Tiffany Score and Steven Mills hired IVF Life to help them conceive a child in 2020, producing three viable embryos – one of which was purportedly successfullyimplanted by the Fertility Center of Orlando in April last year, according to People magazine.
When their baby daughter Shea was born on December 11, it quickly became evident she “displayed the physical appearance of a non-Caucasian child”, with genetic testing later proving she had different biological parents.
Score and Mills filed a suit against IVF Life and the presiding dcotor, Dr Milton McNichol, on January 22 as they seek to identify the baby’s natural family.
The couple’s lawyer, Jack Scarola, said they have “fallen in love” with the 7-week-old girl, despite it being “obvious” she was likely not biologically theirs at birth.
“Their concern is that this is someone else’s child, and someone could show up at any time and claim the baby and take that baby away from them,” Scarola said.
The Orlando Sentinel reported the Fertility Center of Orlando had stated they were “actively cooperating with an investigation to support one of our patients in determining the source of an error that resulted in the birth of a child who is not genetically related to them”.

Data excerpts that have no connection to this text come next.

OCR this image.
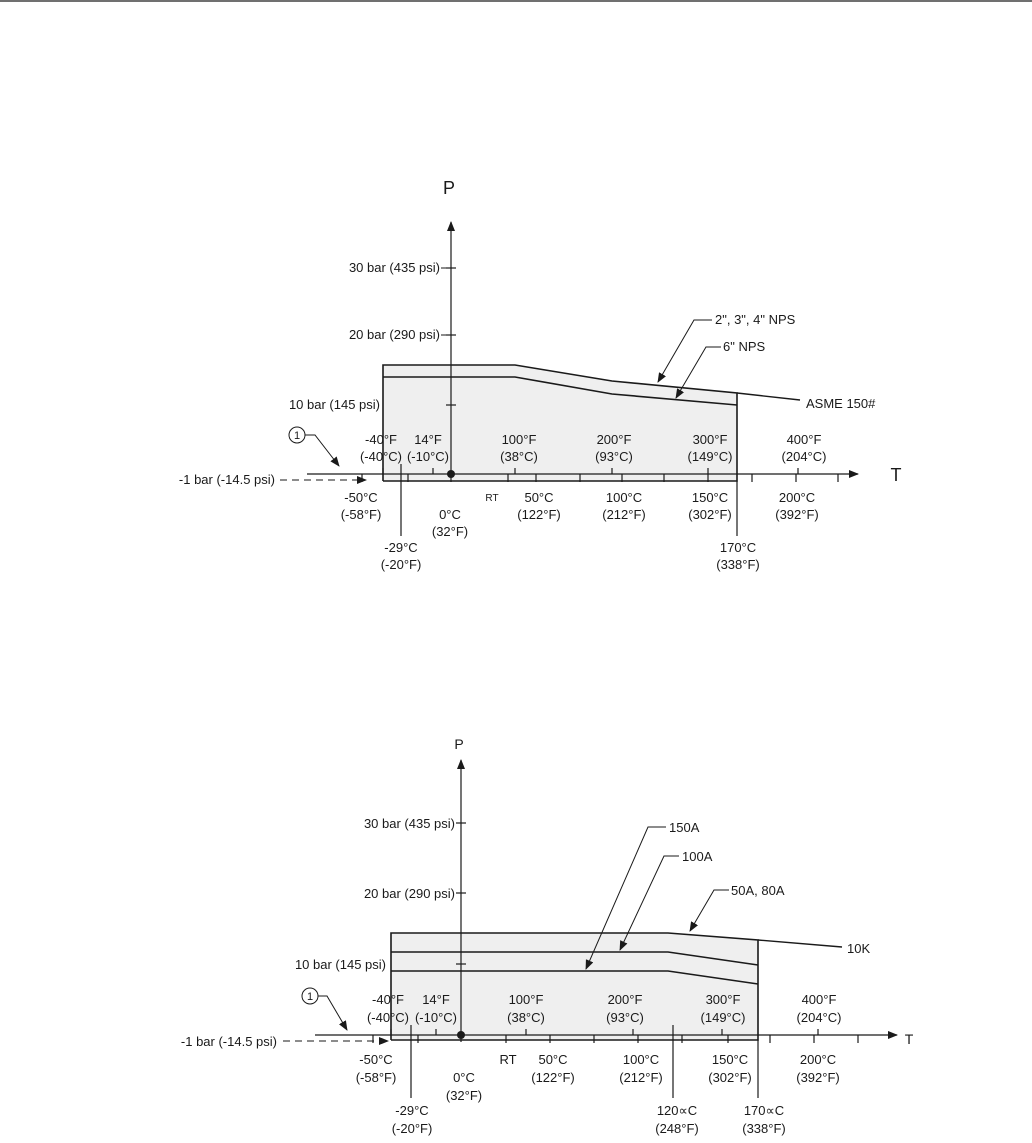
1
P
T
30 bar (435 psi)
20 bar (290 psi)
10 bar (145 psi)
-1 bar (-14.5 psi)
-40°F
(-40°C)
14°F
(-10°C)
100°F
(38°C)
200°F
(93°C)
300°F
(149°C)
400°F
(204°C)
-50°C
(-58°F)	0°C
(32°F)
RT 50°C
(122°F)
100°C
(212°F)
150°C
(302°F)
200°C
(392°F)
-29°C
(-20°F)
170°C
(338°F)
2", 3", 4" NPS
6" NPS
ASME 150#
1
P
T
30 bar (435 psi)
20 bar (290 psi)
10 bar (145 psi)
-1 bar (-14.5 psi)
-40°F
(-40°C)
14°F
(-10°C)
100°F
(38°C)
200°F
(93°C)
300°F
(149°C)
400°F
(204°C)
-50°C
(-58°F)	0°C
(32°F)
RT 50°C
(122°F)
100°C
(212°F)
150°C
(302°F)
200°C
(392°F)
-29°C
(-20°F)
120∝C
(248°F)
170∝C
(338°F)
150A
100A
50A, 80A
10K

The statement was deleted from their website following an emergency hearing last week.
Tiffany Score and Steven Mills were shocked when their daughter was born with a "non-Caucasian" appearance. Photo / Mara Hatfield via Orlando Sentinel
Score and Mills told People they hope the case will provide answers, with questions lingering around the status of their own biological embryos.

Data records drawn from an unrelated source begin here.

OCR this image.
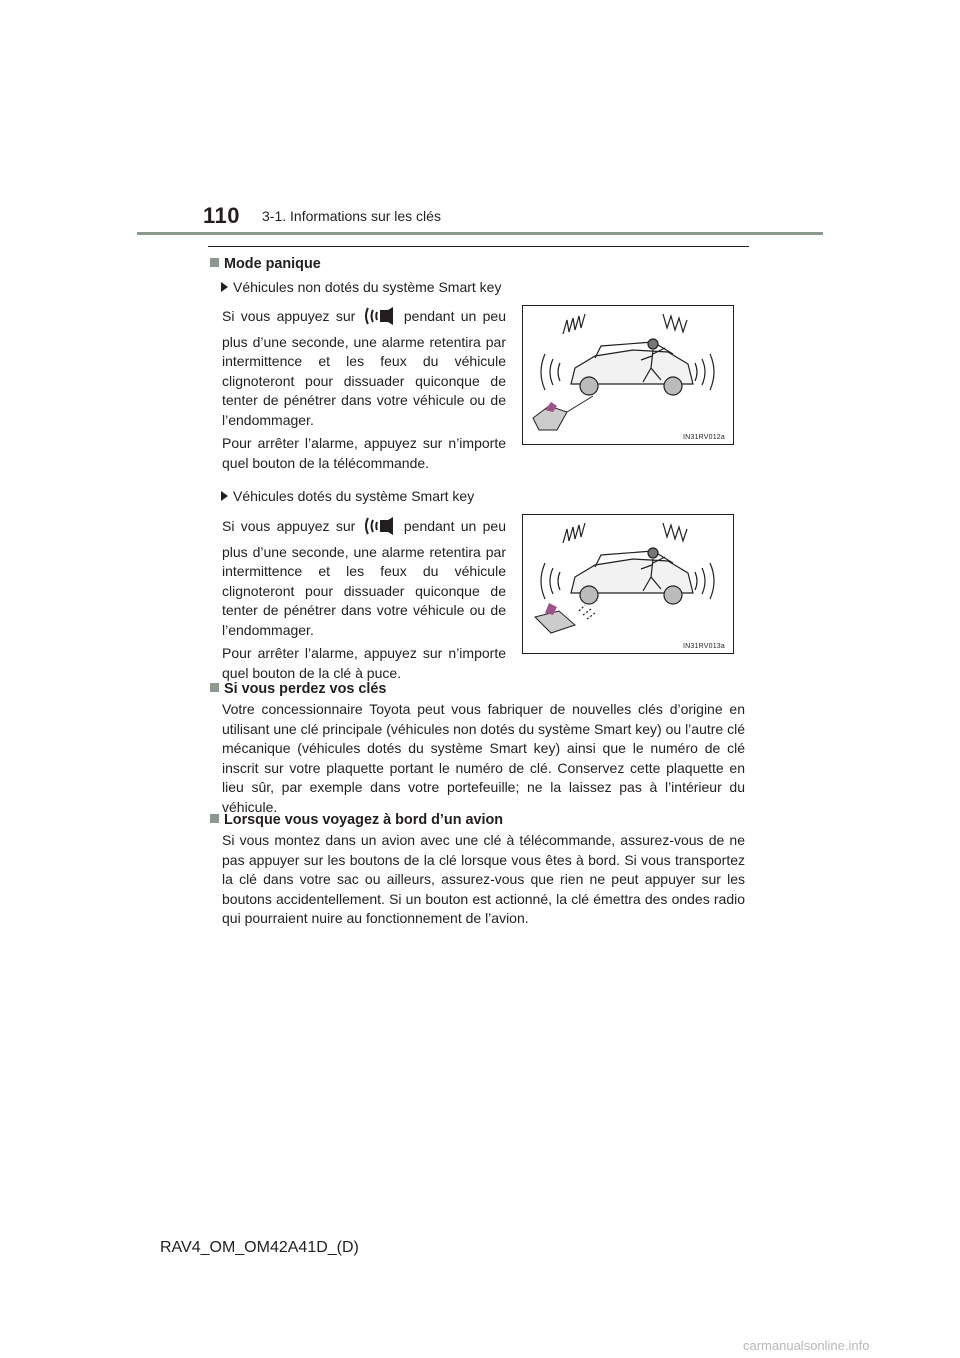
110 3-1. Informations sur les clés
Mode panique
Véhicules non dotés du système Smart key

Si vous appuyez sur	pendant un peu plus d’une seconde, une alarme retentira par intermittence et les feux du véhicule clignoteront pour dissuader quiconque de tenter de pénétrer dans votre véhicule ou de l’endommager.

Pour arrêter l’alarme, appuyez sur n’importe quel bouton de la télécommande.

IN31RV012a
Véhicules dotés du système Smart key

Si vous appuyez sur	pendant un peu plus d’une seconde, une alarme retentira par intermittence et les feux du véhicule clignoteront pour dissuader quiconque de tenter de pénétrer dans votre véhicule ou de l’endommager.

Pour arrêter l’alarme, appuyez sur n’importe quel bouton de la clé à puce.

IN31RV013a
Si vous perdez vos clés
Votre concessionnaire Toyota peut vous fabriquer de nouvelles clés d’origine en utilisant une clé principale (véhicules non dotés du système Smart key) ou l’autre clé mécanique (véhicules dotés du système Smart key) ainsi que le numéro de clé inscrit sur votre plaquette portant le numéro de clé. Conservez cette plaquette en lieu sûr, par exemple dans votre portefeuille; ne la laissez pas à l’intérieur du véhicule.
Lorsque vous voyagez à bord d’un avion
Si vous montez dans un avion avec une clé à télécommande, assurez-vous de ne pas appuyer sur les boutons de la clé lorsque vous êtes à bord. Si vous transportez la clé dans votre sac ou ailleurs, assurez-vous que rien ne peut appuyer sur les boutons accidentellement. Si un bouton est actionné, la clé émettra des ondes radio qui pourraient nuire au fonctionnement de l’avion.
RAV4_OM_OM42A41D_(D)
carmanualsonline.info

“Our joy over her birth is further complicated by the devastating reality that her genetic parents – whom we do not yet know – or possibly another family entirely, may have received the child we conceived.”
They believe the suit will help them to “begin living more freely and to finally celebrate the one beautiful thing that has come from all of this: our daughter. Shea is completely innocent and so undeserving of any of this.”
Score and Mills have requested the clinic notify other patients of the error and pay for genetic testing of all babies conceived through their services in the past five years.
Scarola told the Orlando Sentinel legal precedent for a case of its kind is scarce as “fortunately, it is very uncommon for such a horrendous error to have occurred”.
An expedited agreement between the couple and the clinic is continuing to be developed, with IVF Life lawyer Francis Pierce III noting the clinic’s other parents would have to consent to the genetic test.